You can also apply to vote by emergency proxy if your occupation, service or employment means you cannot go to the polling station in person, and you only became aware of that fact after the proxy vote deadline.
WHAT WILL BE ON THE BALLOT PAPER?
Voters will be asked: “Should the United Kingdom remain a member of the European Union or leave the European Union?”. They will then need to choose whether they want to “Remain a member of the European Union” or “Leave the European Union” by placing a cross in the appropriate box.
WHEN CAN I VOTE?
Polling stations open at 7am. You do not need your polling card to vote — but in Northern Ireland you will need to bring a correct form of photo ID. At 10pm the polls will close.
If voter turnout is very high, there may be queues at some polling stations. As long as you are in the queue before the 10pm cut-off, you will be able to vote.

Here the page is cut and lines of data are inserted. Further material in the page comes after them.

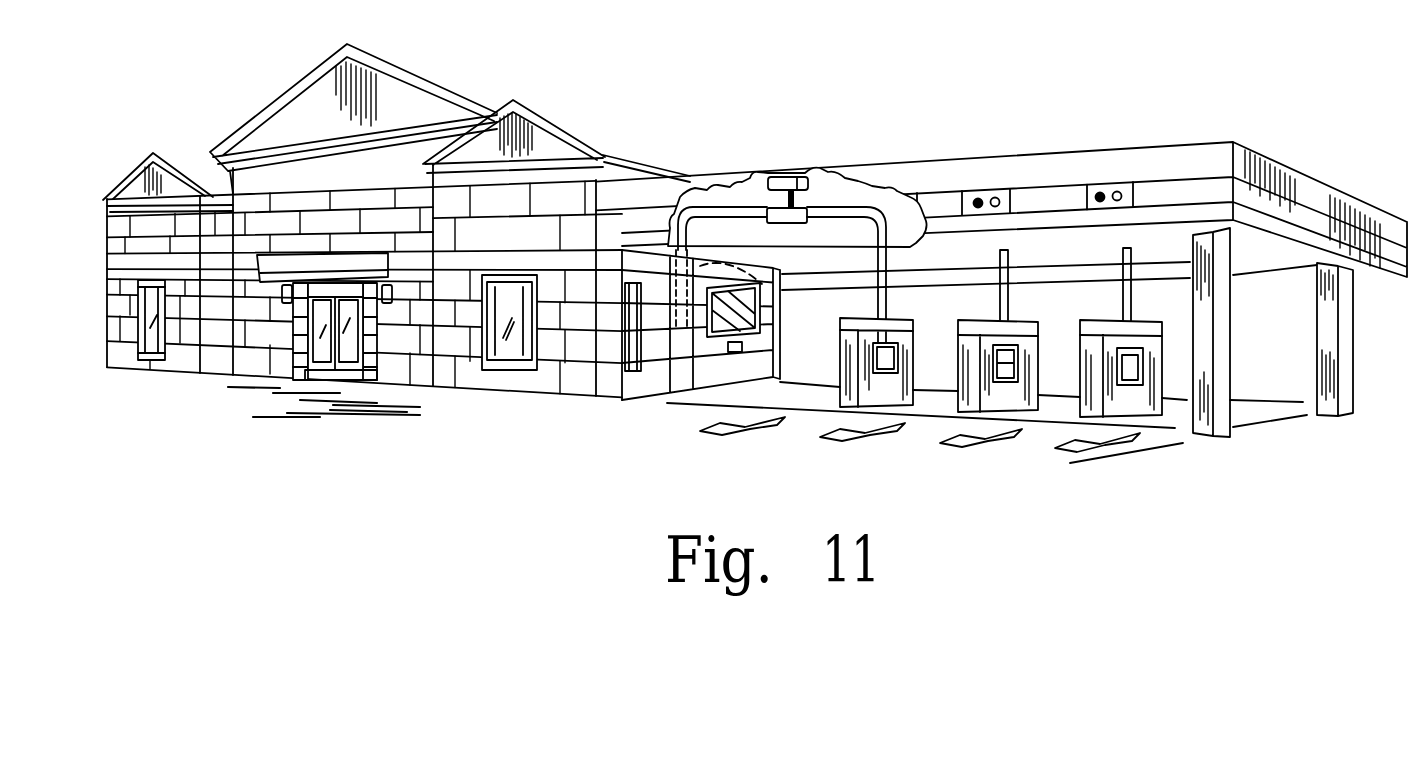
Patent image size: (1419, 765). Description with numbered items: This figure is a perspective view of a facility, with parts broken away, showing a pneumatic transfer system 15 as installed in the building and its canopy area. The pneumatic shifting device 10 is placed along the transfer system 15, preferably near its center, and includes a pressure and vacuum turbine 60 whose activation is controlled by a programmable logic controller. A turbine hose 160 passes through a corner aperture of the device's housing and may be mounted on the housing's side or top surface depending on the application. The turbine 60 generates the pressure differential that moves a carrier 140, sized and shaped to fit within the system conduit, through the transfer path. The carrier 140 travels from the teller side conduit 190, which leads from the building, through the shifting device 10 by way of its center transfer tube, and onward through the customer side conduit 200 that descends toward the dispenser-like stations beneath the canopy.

The pneumatic shifting device 10 is at (715, 146).
The pneumatic transfer system 15 is at (798, 148).
The pressure and vacuum turbine 60 is at (783, 175).
The turbine hose 160 is at (812, 196).
The customer side conduit 200 is at (889, 307).
The carrier 140 is at (680, 334).
The teller side conduit 190 is at (766, 301).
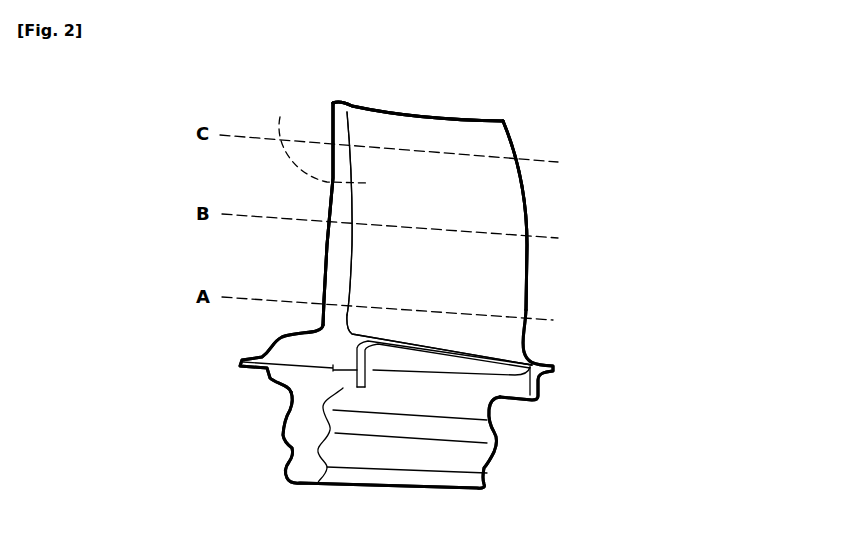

WHAT HAPPENS AFTER ALL THE VOTES ARE CAST?
When the polls close, counting will begin across the United Kingdom. The country has been divided into 382 voting areas, each of which will declare its own result.
The overall result for the whole of the UK will be announced only when all 382 areas have declared.
WHO WILL BE COVERING IT ON TELEVISION?
BBC, ITV and Sky will be providing live coverage into the night after the polls close.
WHEN WILL WE HAVE SOME IDEA OF THE RESULT?
It depends — if one side is heading for a clear majority of votes, then this should be evident by around 6am.
However, if the results keep both sides neck-and-neck, it might not be until the final declaration is made that we know what the UK has decided.
Unlike the 2015 general election, there will not be an official exit poll giving an indication of which way the votes are leaning.
This is because there is thought to be too great a margin of error in a contest that is predicted to be very close.